Which parts of this list aren’t valuable? They all add value to the community. They all improve the lives of others. They all require me to do skilled and specific work. People in different settings get paid for doing all of these things, as long as they aren’t doing it for people they are related to. So nothing on this list is fundamentally incompatible with the the idea of a ‘job.’
So, I guess my question is, why does Mark get to decide that the way we have constructed our ideas about work and jobs in the past are “just a fact of life”? To say that we’ve got it exactly right and shouldn’t try and improve it for those who are starting to peek out from under the enormous loads they’re shouldering? Could it be that he has a vested interest in not changing the status quo? Does it maybe suit him to be in a position where many people in his life are cared for by someone other than him, who he doesn’t have to pay? Even if he is a deeply caring person, statistically he isn’t in the category of people most likely to be providing significant care labour.

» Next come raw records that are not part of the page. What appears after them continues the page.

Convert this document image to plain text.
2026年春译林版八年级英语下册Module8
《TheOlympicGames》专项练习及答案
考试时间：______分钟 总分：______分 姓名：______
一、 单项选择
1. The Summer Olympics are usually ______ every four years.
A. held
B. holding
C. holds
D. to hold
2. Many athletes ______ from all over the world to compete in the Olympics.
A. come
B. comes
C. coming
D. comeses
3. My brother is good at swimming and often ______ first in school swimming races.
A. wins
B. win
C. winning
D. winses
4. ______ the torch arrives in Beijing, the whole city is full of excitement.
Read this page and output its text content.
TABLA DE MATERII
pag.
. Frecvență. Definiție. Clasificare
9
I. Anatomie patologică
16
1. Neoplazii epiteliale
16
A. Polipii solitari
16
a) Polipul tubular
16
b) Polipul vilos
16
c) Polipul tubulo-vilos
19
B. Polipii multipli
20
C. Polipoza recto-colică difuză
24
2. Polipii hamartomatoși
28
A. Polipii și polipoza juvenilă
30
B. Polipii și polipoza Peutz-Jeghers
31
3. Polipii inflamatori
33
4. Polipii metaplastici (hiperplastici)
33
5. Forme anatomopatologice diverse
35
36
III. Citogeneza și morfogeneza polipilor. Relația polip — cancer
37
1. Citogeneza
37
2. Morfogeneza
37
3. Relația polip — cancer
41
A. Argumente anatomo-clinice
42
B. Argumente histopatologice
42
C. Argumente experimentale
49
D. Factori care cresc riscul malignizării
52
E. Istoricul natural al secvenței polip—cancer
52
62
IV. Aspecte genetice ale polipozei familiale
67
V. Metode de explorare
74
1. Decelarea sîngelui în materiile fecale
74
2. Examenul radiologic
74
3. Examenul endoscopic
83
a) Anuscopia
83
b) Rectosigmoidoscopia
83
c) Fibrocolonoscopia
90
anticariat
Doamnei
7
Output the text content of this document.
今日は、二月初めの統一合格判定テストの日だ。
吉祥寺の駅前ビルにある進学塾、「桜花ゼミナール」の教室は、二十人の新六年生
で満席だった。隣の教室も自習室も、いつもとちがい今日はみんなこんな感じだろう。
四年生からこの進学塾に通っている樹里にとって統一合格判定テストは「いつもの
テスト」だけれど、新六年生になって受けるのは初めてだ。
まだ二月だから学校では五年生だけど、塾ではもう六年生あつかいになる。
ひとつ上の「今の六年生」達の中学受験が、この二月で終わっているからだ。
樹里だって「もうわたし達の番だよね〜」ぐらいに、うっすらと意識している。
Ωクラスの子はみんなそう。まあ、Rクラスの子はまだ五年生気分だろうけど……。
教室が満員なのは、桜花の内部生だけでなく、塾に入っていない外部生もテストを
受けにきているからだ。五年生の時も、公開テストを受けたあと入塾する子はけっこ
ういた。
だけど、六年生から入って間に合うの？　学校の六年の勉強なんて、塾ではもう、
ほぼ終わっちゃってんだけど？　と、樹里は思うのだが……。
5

And ok, I get that being a mother isn’t exactly like a lot of other jobs. I know that I had these children by my own choosing and that I am responsible for them. I’m not expecting rounds of applause and cash falling from the sky everywhere I go with them (although just being consistently welcomed and catered for in public spaces would be nice). I know that as a human living in a community it is good and kind and helpful and healthy for me to invest some of my time in other humans without trying to place a strict dollar value it or expecting to profit from the interaction. But can we stop speaking about women’s emotional labour like it’s our duty to give it, and societies right to receive it?

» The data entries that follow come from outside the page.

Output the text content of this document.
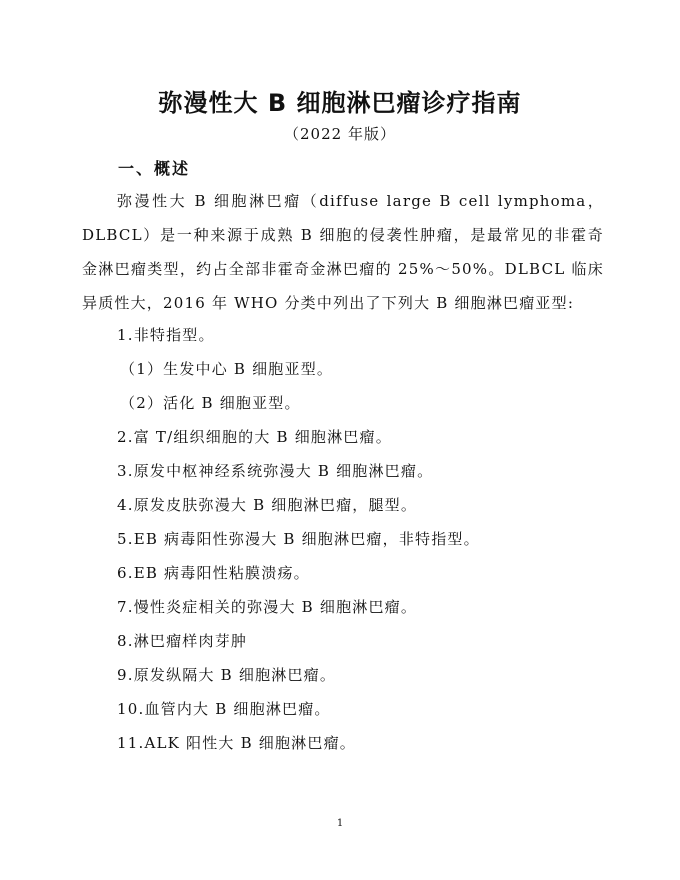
弥漫性大 B 细胞淋巴瘤诊疗指南
（2022 年版）
一、概述
弥漫性大 B 细胞淋巴瘤（diffuse large B cell lymphoma，DLBCL）是一种来源于成熟 B 细胞的侵袭性肿瘤，是最常见的非霍奇金淋巴瘤类型，约占全部非霍奇金淋巴瘤的 25%～50%。DLBCL 临床异质性大，2016 年 WHO 分类中列出了下列大 B 细胞淋巴瘤亚型:
1.非特指型。
（1）生发中心 B 细胞亚型。
（2）活化 B 细胞亚型。
2.富 T/组织细胞的大 B 细胞淋巴瘤。
3.原发中枢神经系统弥漫大 B 细胞淋巴瘤。
4.原发皮肤弥漫大 B 细胞淋巴瘤，腿型。
5.EB 病毒阳性弥漫大 B 细胞淋巴瘤，非特指型。
6.EB 病毒阳性粘膜溃疡。
7.慢性炎症相关的弥漫大 B 细胞淋巴瘤。
8.淋巴瘤样肉芽肿
9.原发纵隔大 B 细胞淋巴瘤。
10.血管内大 B 细胞淋巴瘤。
11.ALK 阳性大 B 细胞淋巴瘤。
1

If the work someone is doing is benefiting you (or anyone really) then maybe stop dismissing it or belittling the person doing it? If you have a national platform to speak on, maybe think carefully before offering an opinion on something you have no experience of? Maybe we haven’t called mothering a ‘job’ yet because we haven’t really addressed the systemic inequalities around unpaid (but hugely valuable) labour. Maybe instead of just equating “what is” with “what has to be” we could try and do just a little bit better? Because my night manager is calling and as much as I love her, this sure feels like work to me!